Colon Cancer Treatments Chemotherapy

Chemotherapy is the systematic use of anticancer drugs in the blood stream to destroy cancerous cells. These powerful drugs may also affect the normal healthy cells of the body.

Most colon cancer chemotherapy drugs are administered by injection directly into a vein or via a catheter for slower release of the drugs into the bloodstream. Some are given in pill form.

A combination of colon cancer chemotherapy drugs may be used to:

  • reduce the size of a malignant tumor before surgery
  • kill any cancerous cells that may remain in the body after surgery
  • control tumor growth
  • relieve symptoms of the disease
  • reduce likelihood of recurrence.

Which Patients Are Given Chemotherapy?

Current opinion differs among cancer specialists as to whether patients with Stage II colon cancer benefit from chemotherapy after surgery or not. Generally, it is only considered advisable for certain high-risk patients.

Adjuvant chemotherapy after surgery is routine for the majority of patients with Stage III colorectal cancers. It is also appropriate for patients with Stage IV malignancies as it can help to shrink the cancerous tumor, increase life expectancy, and improve the patient’s quality of life.

Colon Cancer Chemotherapy Drugs

Adjuvant chemotherapy usually involves the monthly administration, for a period of six to eight months, of one or a combination of colon cancer chemotherapy drugs.

Typically, standard adjuvant chemotherapy consists of a combination of the drugs 5- fluorouracil (5-FU) and leucovorin.


Statistics indicate that the use of 5-FU, the chemotherapeutic agent of choice following surgery for Stage III disease, increases the likelihood of being cured. It is also used as palliative treatment in Stage IV cancer.


Leucovorin is not a chemotherapeutic drug in its own right, but is often used for five consecutive days a month, in combination with other drugs to reduce the chemotherapeutic side-effects of the other drug(s).


Recent clinical trials have shown that the chemotherapeutic drug irinotecan, in combination with standard 5-fluorouracil and leucovorin, increases survival rates in patients with colorectal cancer who have not responded to previous adjuvant treatment with 5-FU and leucovorin alone.

Oxaliplatin (Eloxatin®)

Eloxatinis another new drug, recently given “fast-track” approval by the Food and Drug Administration (FDA) for the treatment of advanced colorectal cancer. Clinical trials of Eloxatin have produced encouraging results with patients who fail to respond to the standard 5-fluorouracil and leucovorin chemotherapy combination.

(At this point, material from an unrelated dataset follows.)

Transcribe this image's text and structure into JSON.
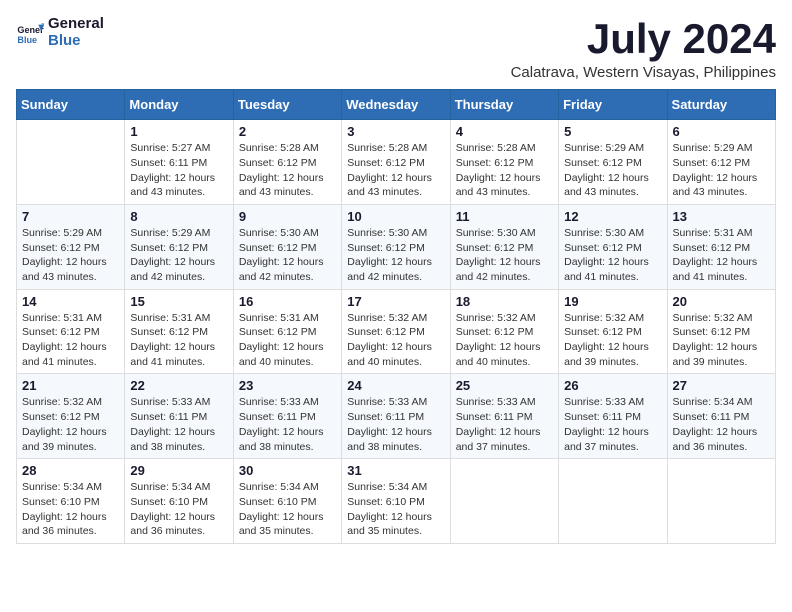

Researchers have also found Eloxatin to be particularly effective for treating colorectal cancer patients where the disease has recurred or where initial treatment with a combination of irinotecan, 5-FU and leucovorin has failed to reduce the size of the tumor. The combination including Eloxatin has been shown to shrink tumors in some of those patients and to retard tumor re-growth in others. More research, however, is required into the long-term benefits of Eloxatin.

Side Effects

Reactions to chemotherapy may vary considerably from one individual to the next. Certain other medications can also have an impact on the severity of a patient’s reaction. It is important, therefore that the physician be made aware of any unrelated medications that the patient may be taking.

In general, however, much depends on the specific medication and the level and frequency of the dose given. Common side effects may include:

  • nausea
  • vomiting
  • temporary hair loss or thinning hair
  • anemia
  • mouth sores and ulcers
  • brittle nails
  • fatigue
  • diarrhea
  • temporary changes in skin pigmentation
  • temporary bruising
  • rash or itchy skin.

Less common side effects are infection, bleeding, sore eyes and/or blurred vision and skin sensitivity to sunlight. In addition, soreness of the palms of the hands and the soles of the feet (palmar plantar syndrome) may occur as a result of long-term use of 5- Fluorouracil.

Routine Monitoring and Support

All patients who receive chemotherapy are monitored carefully for adverse reactions to the drugs. Remedies are readily available to cope with most of the unpleasant side effects. For example, nausea and vomiting can be controlled effectively using prescription anti-nausea drugs.

In addition, the patient’s blood count is checked regularly to monitor how bone marrow function is affected, and to ensure that patients do not become anemic.

For Patients of Childbearing Age

An individual’s fertility may be adversely affected by chemotherapy. All issues relating to fertility, pregnancy and contraception should be addressed before treatment is started.